Announced at the end of March by Prime Minister Amadou Gon Coulibaly as part of his response plan to the Covid-19 pandemic, the measures to support the country’s agricultural sectors are beginning to be implemented.
On Friday 22 May, the Presidential Council on the progress of the implementation of the economic, social and humanitarian support plan against the Covid-19 announced the immediate release of an initial envelope of 150.8 billion CFA francs (230 million euros), including 130 billion directly released by the State. The balance will be covered by the donor partners. In detail, the Ivorian cashew nut industry – the world’s leading producer (761,331 tonnes in 2018) – will be allocated a subsidy of 35 billion CFA francs, the main objective being to guarantee a price of 400 CFA francs (0.61 euros) per kilo to producers. Next in descending order of financial support are the rubber (24.98 billion), rice (12 billion), fruit (10.5 billion), cotton (5.56 billion) and oil palm (3.5 billion) sectors. This government support should also benefit the food sector (maize, cassava, plantains, vegetables and market garden produce), which will receive a cumulative subsidy of 21.22 billion CFA francs. The same applies to livestock and fisheries, which will receive CFAF 1.5 billion (pork, beekeeping and rabbit breeding) and CFAF 2.56 billion (artisanal fishing and aquaculture) respectively.

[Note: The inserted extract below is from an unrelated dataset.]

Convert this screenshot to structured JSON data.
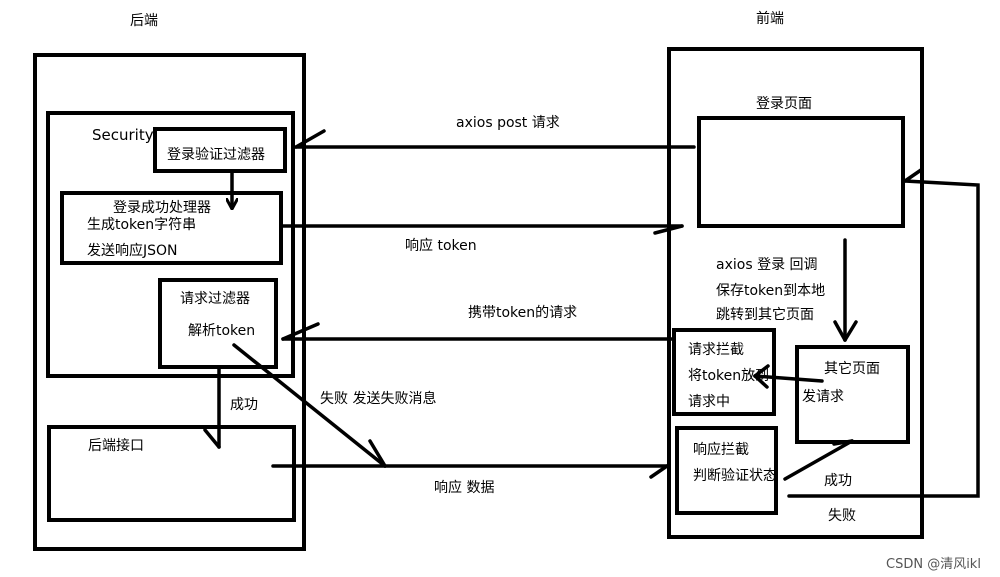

However, it is not certain that this one-off aid plan, decided as part of the government’s response plan to the Covid-19 pandemic, will be enough to bring about a lasting change in Côte d’Ivoire’s agricultural sector. As the world’s leading producer, the Ivorian cashew nut industry could thus come up against – once again and despite the government’s willingness to guarantee a price of 400 CFA francs (0.61 euro) per kilo – a discount from the official rate, with foreign buyers often arguing the low fine content of Ivorian cashew nuts in order to impose a reduced price. This is a recurrent situation, linked to market forces, which is not expected to change any time soon. The latest household survey (2015) by the National Institute of Statistics showed that 57 per cent of the poor in Côte d’Ivoire live in rural areas, while 15 per cent of rural dwellers suffer from food insecurity, compared to 10 per cent of urban dwellers.